Das Luftschutzgesetz von 1935
Diese Textveröffentlichung dient lediglich dem näheren Verständnis des in dieser Präsenz behandelten Themengebietes.
" Berlin, den 26. Juni 1935
Die Reichsregierung hat das folgende Gesetz beschlossen, das hiermit verkündet wird:
§ 1
(1) Der Luftschutz ist Aufgabe des Reichs; er obliegt
dem Reichsminister der Luftfahrt.
(2) Der Reichsminister der Luftfahrt bedient sich bei der Durchführung
des Luftschutzes neben den Dienststellen der Reichsluftfahrtverwaltung der
ordentlichen Polizei- und Polizeiaufsichtsbehörden; auch kann er andere
Dienststellen und Einrichtungen der Länder, Gemeinden, Gemeindeverbände
und sonstigen Körperschaften des öffentlichen Rechts in Anspruch
nehmen. Der Reichsminister der Luftfahrt handelt hierbei in Fällen grundsätzlicher
Art im Einvernehmen mit den zuständigen Reichsministern.
(3) Falls den Ländern, Gemeinden, Gemeindeverbänden und sonstigen
Körperschaften des öffentlichen Rechts durch die Inanspruchnahme
für Zwecke des Luftschutzes besondere Kosten entstehen, trägt sie
der Reichsminister der Luftfahrt.
§ 2
(1) Alle Deutschen sind zu Dienst- und Sachleistungen
sowie zu sonstigen Handlungen, Duldungen und Unterlassungen verpflichtet,
die zur Durchführung des Luftschutzes erforderlich sind (Luftschutzpflicht).
(2) Ausländer und Staatenlose, die im Deutschen Reich Wohnsitz, Aufenthalt
oder Vermögen haben, sind luftschutzpflichtig, soweit nicht Staatsverträge
oder allgemein anerkannte Regeln des Völkerrechts entgegenstehen.

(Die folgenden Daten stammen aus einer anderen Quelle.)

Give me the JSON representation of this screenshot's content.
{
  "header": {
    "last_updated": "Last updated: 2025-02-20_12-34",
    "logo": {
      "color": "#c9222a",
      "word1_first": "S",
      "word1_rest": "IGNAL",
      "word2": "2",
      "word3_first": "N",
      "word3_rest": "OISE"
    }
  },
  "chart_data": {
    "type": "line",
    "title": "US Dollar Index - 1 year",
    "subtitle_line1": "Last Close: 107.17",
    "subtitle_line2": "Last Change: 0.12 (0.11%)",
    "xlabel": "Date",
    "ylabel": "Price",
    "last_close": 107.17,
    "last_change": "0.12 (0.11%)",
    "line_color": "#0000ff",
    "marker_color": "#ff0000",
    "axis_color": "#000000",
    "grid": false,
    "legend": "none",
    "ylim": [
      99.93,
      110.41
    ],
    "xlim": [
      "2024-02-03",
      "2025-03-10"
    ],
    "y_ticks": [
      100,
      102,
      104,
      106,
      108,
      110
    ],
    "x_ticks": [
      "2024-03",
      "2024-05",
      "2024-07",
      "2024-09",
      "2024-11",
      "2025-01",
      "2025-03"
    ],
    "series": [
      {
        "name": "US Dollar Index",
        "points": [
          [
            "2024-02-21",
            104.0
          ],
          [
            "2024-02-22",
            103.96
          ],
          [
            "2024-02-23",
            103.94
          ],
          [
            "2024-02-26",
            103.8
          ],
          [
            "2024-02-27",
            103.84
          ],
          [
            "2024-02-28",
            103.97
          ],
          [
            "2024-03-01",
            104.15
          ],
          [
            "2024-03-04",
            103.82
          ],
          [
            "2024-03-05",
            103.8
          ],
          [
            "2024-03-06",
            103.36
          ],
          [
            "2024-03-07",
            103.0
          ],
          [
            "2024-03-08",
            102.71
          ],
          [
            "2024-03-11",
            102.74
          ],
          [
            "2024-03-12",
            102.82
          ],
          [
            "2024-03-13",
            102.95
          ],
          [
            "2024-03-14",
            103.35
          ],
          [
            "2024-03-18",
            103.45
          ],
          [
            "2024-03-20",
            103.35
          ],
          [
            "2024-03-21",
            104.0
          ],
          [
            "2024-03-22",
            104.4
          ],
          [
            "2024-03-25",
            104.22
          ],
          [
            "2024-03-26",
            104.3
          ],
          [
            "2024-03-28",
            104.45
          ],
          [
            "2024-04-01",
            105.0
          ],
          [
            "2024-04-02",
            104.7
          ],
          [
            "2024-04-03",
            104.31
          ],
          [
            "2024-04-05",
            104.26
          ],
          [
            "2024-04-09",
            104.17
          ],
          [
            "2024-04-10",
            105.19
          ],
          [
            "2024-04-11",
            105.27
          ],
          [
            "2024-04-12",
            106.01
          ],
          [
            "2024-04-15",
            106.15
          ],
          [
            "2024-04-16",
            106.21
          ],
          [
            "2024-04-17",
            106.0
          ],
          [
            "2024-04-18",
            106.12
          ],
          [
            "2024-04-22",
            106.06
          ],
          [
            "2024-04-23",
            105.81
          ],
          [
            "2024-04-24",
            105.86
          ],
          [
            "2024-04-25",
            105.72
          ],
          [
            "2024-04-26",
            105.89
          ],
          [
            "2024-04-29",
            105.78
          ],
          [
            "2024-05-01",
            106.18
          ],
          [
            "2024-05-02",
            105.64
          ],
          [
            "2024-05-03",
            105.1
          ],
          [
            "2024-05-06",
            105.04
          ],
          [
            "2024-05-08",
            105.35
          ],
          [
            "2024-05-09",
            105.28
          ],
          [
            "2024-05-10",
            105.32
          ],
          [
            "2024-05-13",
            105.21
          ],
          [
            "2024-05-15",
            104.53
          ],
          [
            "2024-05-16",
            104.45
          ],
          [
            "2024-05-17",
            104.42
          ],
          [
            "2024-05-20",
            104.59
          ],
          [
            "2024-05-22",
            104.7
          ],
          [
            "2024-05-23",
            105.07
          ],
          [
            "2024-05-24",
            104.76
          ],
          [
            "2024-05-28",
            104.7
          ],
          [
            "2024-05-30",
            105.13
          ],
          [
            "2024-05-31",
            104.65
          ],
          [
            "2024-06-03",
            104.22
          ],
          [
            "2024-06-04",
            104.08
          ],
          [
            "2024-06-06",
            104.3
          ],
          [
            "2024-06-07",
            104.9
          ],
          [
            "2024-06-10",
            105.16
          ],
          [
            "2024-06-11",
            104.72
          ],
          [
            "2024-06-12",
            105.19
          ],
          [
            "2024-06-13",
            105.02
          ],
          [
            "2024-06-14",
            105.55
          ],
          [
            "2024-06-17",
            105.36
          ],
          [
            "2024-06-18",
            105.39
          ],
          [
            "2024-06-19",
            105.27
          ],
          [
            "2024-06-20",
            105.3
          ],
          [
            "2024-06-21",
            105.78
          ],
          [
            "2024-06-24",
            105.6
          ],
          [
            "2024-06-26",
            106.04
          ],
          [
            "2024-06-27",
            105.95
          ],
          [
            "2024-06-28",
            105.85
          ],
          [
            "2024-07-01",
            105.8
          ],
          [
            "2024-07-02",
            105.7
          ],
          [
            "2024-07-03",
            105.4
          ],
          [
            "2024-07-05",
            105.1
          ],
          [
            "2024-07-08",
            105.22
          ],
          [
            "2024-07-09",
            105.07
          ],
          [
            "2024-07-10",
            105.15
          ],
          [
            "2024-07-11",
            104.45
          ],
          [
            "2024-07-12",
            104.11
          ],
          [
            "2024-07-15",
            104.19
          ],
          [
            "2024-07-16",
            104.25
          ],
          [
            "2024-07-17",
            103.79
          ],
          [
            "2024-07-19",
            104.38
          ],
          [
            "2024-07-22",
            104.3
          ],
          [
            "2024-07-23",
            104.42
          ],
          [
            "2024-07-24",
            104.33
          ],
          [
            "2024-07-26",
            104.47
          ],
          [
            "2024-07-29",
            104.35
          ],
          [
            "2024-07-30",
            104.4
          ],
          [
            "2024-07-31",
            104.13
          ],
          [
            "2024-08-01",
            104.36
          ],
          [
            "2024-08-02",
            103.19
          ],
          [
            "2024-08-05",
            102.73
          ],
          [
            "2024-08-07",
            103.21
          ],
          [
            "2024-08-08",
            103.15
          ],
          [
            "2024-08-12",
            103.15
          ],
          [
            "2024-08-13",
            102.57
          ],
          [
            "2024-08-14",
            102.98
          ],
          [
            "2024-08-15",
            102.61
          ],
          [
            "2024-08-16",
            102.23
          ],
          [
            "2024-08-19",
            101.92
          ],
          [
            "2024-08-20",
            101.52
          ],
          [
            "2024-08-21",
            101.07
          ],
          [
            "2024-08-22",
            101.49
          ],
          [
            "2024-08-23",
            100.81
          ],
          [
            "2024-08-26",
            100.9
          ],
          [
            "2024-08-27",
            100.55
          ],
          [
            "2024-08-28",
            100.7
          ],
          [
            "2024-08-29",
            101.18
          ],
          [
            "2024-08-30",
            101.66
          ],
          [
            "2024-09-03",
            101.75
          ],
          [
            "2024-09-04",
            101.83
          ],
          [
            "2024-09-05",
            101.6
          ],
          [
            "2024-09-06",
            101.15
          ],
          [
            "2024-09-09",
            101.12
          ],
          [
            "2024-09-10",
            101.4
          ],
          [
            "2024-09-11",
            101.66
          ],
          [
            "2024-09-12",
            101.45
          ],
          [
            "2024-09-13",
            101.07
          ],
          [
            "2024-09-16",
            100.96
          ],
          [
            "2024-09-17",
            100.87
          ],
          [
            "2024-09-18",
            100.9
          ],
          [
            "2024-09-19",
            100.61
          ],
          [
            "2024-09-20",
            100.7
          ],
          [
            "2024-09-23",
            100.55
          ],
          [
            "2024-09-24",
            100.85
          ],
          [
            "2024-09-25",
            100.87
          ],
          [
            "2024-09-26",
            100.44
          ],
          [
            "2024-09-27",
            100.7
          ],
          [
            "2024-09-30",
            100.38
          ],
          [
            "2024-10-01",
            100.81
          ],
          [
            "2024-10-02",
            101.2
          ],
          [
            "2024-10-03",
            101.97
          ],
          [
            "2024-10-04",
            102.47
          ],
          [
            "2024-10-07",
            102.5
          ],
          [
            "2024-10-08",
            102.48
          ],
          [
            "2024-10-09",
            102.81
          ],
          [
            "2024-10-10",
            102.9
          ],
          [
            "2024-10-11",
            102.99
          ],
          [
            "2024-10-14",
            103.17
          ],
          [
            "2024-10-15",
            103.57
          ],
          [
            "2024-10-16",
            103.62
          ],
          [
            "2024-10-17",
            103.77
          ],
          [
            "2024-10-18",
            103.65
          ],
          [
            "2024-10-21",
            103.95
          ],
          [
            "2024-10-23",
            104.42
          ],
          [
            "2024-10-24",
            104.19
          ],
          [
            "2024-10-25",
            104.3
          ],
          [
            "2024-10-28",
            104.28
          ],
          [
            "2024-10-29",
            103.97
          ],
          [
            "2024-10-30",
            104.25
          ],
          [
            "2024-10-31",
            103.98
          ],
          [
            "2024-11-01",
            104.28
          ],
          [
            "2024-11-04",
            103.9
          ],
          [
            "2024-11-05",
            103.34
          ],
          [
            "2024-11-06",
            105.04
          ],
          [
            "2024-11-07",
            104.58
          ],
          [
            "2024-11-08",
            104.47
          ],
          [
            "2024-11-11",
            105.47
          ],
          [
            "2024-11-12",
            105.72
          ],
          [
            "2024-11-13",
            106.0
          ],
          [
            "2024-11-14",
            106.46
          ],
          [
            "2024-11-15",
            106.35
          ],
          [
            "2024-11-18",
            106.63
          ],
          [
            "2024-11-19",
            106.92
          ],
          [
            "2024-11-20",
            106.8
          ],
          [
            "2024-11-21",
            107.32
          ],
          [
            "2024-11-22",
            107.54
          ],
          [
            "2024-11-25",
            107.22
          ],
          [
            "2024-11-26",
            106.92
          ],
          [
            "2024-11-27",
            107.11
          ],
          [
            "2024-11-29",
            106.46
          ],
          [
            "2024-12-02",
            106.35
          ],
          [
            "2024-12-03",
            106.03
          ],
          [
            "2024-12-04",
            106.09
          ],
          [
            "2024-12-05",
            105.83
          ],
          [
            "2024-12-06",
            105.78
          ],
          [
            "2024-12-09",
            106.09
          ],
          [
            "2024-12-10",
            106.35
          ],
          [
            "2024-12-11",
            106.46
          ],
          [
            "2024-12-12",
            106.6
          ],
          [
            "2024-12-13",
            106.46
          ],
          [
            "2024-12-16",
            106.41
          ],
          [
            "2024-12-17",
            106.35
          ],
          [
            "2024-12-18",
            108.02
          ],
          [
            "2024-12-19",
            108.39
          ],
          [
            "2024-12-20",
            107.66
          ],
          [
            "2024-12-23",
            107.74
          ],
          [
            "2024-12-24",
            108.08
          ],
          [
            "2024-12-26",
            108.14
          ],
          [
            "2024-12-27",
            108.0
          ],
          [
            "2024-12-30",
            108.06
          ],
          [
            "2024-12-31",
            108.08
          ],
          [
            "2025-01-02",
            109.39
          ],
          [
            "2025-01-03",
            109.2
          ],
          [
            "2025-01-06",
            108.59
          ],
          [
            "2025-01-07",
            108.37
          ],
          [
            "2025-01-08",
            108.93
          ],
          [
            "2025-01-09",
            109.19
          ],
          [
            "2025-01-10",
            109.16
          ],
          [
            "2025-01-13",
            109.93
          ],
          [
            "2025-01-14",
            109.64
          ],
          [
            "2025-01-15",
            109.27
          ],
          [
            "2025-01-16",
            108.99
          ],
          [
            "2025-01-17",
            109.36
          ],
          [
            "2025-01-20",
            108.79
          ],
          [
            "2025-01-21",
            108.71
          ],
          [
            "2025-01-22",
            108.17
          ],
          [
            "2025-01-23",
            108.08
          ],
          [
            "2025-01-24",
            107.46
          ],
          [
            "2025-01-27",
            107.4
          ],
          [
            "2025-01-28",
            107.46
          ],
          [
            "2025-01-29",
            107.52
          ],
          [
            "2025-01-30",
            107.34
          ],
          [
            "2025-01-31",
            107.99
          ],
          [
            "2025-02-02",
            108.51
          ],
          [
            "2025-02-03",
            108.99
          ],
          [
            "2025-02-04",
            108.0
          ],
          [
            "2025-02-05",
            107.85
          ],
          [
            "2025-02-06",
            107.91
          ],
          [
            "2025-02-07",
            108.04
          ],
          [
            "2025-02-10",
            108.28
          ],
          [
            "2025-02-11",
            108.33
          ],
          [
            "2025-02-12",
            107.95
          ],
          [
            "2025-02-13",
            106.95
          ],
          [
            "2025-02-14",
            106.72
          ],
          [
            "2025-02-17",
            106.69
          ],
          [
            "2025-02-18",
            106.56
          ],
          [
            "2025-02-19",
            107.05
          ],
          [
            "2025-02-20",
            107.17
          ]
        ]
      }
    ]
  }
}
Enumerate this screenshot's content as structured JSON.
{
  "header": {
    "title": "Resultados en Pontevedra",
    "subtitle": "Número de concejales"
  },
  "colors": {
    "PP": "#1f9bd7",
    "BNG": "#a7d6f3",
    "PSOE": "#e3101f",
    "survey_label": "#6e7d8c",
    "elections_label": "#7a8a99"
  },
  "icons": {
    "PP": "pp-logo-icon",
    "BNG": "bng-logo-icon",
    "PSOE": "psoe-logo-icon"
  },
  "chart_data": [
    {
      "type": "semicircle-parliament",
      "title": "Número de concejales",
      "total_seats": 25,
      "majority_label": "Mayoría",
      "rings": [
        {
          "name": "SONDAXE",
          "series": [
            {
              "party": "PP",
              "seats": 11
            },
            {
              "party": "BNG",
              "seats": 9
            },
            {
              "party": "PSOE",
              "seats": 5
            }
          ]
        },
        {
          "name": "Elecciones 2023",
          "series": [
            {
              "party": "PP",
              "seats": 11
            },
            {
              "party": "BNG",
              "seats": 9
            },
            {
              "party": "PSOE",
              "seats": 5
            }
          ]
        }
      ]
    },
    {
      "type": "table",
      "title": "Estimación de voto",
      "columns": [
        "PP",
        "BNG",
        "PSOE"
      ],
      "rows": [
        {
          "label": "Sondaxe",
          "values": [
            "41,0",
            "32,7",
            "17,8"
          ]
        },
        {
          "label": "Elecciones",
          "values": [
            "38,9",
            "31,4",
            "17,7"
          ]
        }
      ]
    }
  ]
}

(3) Luftschutzpflichtig sind ferner alle juristischen Personen, nichts rechtsfähige
Personenvereinigungen, Anstalten und Einrichtungen des öffentlichen und
privaten Rechts, soweit sie im Deutschen Reich Sitz, Niederlassung oder Vermögen
haben.
§ 3
Personen, die infolge ihres Lebensalters oder ihres Gesundheitszustandes ungeeignet erscheinen, dürfen zu persönlichen Diensten im Luftschutz nicht herangezogen werden. Das gleiche gilt für Personen, deren Heranziehung mit ihren Berufspflichten gegenüber der Volksgemeinschaft, insbesondere mit den Pflichten eines öffentlich-rechtlichen Dienstverhältnisses, nicht zu vereinbaren ist.
§ 4
Umfang und Inhalt der Luftschutzpflicht werden in den Durchführungsbestimmungen festgelegt. Die dauernde Entziehung oder Beschränkung von Grundeigentum richtet sich nach den Enteignungsgesetzen.
§ 5
Die Heranziehung zur Luftschutzpflicht erfolgt, soweit die Durchführungsbestimmungen nichts anderes vorschreiben, durch polizeiliche Verfügung.
§ 6
Ob und in welchem Umfange bei Erfüllung der Luftschutzpflicht Vergütung oder Entschädigung zu gewähren ist, wird in den Durchführungsbestimmungen geregelt. Für die Leistung persönlicher Dienste wird grundsätzlich keine Vergütung gewährt.
§ 7
Die im Luftschutz tätigen Personen dürfen Geschäfts- und Betriebsverhältnisse, die sie bei Wahrnehmung ihres Dienstes erfahren, nicht unbefugt verwerten oder an andere mitteilen; über andere Tatsachen, an deren Nichtbekanntwerden die Betroffenen ein berechtigtes Interesse haben, ist Verschwiegenheit zu bewahren.
§ 8
Wer Gerät oder Mittel für den Luftschutz vertreiben oder über Fragen des Luftschutzes Unterricht erteilen, Vorträge halten, Druckschriften veröffentlichen oder sonst verbreiten, Bilder oder Filme öffentlich vorführen oder Luftschutzausstellungen veranstalten will, bedarf der Genehmigung des Reichsministers der Luftfahrt oder der von ihm bestimmten Stellen.
§ 9
(1) Wer den Bestimmungen der §§ 2 oder 8
oder den darauf beruhenden Rechtsverordnungen und Verfügungen zuwiderhandelt,
wird, wenn nicht andere Gesetze schwerere Strafen androhen, mit Haft oder
mit Geldstrafe bis zu einhundertfünfzig Reichsmark bestraft.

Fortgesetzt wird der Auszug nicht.